UPDATED 03/15/1982 at 01:00 AM EST Originally published 03/15/1982 at 01:00 AM EST

Wores, a San Francisco-born American Impressionist painter who died in 1939 at age 81, was celebrated during his life. But his reputation languished after his death until 1967, when two San Francisco brothers, Drs. Ben and A. Jess Shenson, visited Wores' widow, a friend of their mother's. She had 100 of her husband's paintings in her private gallery. Inspired, the brothers rounded up Wores paintings from private collections, then donated them to museums and colleges. His work now hangs everywhere from the White House to every major California art museum.
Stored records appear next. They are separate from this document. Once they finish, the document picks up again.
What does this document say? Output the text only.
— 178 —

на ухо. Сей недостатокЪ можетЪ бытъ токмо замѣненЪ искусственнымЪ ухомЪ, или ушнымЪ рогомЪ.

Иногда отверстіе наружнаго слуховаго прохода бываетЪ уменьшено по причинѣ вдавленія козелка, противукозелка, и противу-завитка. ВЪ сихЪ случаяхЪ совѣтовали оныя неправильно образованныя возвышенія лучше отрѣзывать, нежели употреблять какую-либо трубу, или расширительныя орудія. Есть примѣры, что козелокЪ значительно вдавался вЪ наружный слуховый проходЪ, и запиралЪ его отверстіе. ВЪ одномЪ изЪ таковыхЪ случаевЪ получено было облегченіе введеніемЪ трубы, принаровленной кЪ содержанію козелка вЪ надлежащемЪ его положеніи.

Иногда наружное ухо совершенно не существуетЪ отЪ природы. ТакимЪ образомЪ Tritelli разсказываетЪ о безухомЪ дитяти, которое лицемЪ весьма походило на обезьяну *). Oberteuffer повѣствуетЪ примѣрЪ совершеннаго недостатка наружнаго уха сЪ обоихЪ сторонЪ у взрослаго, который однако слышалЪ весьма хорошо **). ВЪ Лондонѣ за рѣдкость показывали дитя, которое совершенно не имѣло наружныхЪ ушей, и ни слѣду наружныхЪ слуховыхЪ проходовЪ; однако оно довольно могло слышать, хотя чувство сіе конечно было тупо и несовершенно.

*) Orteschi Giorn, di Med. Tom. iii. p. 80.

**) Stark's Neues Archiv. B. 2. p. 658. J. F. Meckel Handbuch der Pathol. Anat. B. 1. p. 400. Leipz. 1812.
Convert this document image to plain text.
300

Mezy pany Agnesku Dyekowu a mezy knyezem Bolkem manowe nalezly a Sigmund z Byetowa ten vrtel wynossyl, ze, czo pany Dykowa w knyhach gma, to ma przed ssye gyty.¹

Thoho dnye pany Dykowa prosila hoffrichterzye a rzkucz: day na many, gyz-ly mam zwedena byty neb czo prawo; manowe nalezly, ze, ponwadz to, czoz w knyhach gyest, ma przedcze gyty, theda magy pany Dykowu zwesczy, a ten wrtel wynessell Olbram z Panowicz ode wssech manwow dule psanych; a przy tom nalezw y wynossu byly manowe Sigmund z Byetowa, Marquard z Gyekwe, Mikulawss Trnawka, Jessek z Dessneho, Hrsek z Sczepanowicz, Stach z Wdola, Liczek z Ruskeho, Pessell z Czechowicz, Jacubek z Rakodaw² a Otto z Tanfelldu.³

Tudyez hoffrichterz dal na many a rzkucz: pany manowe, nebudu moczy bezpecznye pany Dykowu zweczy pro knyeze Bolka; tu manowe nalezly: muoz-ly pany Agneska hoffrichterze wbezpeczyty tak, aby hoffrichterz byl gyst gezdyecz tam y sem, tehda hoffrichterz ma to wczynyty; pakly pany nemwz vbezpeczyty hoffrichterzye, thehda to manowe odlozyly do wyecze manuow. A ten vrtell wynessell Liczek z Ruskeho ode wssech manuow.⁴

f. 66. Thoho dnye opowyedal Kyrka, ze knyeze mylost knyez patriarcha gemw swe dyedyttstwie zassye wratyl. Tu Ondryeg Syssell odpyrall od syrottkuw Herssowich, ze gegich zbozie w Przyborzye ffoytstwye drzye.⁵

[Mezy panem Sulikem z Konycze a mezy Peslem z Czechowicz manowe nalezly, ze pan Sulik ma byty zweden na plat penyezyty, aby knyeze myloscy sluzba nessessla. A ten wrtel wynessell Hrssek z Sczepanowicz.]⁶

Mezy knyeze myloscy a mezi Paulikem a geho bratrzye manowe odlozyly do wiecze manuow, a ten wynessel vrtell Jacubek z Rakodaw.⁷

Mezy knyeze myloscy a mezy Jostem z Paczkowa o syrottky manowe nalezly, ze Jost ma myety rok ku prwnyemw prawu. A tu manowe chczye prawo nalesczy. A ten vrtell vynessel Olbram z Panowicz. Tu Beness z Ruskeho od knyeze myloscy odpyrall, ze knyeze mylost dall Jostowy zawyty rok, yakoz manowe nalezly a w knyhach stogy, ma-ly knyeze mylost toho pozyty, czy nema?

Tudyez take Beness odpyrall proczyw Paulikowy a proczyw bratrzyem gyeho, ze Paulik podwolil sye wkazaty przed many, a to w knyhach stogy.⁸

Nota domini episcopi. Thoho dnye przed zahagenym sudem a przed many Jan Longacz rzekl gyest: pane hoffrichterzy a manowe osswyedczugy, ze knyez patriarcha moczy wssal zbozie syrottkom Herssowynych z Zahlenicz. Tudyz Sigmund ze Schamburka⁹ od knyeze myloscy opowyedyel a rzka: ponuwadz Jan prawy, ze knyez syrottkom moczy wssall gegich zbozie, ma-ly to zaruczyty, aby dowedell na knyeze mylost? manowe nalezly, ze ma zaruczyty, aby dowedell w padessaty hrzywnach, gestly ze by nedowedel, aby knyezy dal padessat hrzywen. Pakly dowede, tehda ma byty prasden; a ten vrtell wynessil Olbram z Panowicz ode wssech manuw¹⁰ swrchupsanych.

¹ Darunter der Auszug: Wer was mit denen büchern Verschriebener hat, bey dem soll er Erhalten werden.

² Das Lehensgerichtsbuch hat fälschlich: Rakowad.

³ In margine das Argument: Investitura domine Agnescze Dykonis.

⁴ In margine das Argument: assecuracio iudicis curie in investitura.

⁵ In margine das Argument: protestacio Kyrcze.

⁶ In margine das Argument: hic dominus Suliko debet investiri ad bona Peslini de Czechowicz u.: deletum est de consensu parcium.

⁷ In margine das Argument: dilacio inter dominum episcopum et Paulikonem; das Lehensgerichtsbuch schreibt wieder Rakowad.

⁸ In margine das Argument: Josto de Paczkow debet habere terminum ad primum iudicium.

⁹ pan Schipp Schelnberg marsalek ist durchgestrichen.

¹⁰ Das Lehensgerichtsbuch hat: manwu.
Wores painted in Europe, Hawaii, Japan, Samoa and the American Southwest as well as California. This show's 92 pieces span 52 years, with sweeping landscapes as well as portraits. Wores had his limitations; he left San Francisco in disgust over such avant-garde movements as Dadaism and settled in the Santa Cruz Mountains. There, he said, "I can breathe the wholesome mountain air unpolluted by poisonous germs of diseased art." But his own bold use of color and light makes a revival of interest in his work seem more than worthwhile. This retrospective, mounted in 1980 by the Shensons and the Huntsville, Ala. Museum of Art, is at the Oklahoma Art Center, Oklahoma City through March 28. It will be in Shreveport, La., Baton Rouge, La., Jacksonville, Fla., Bridgeport, Conn. and Lafayette, Ind. later this year.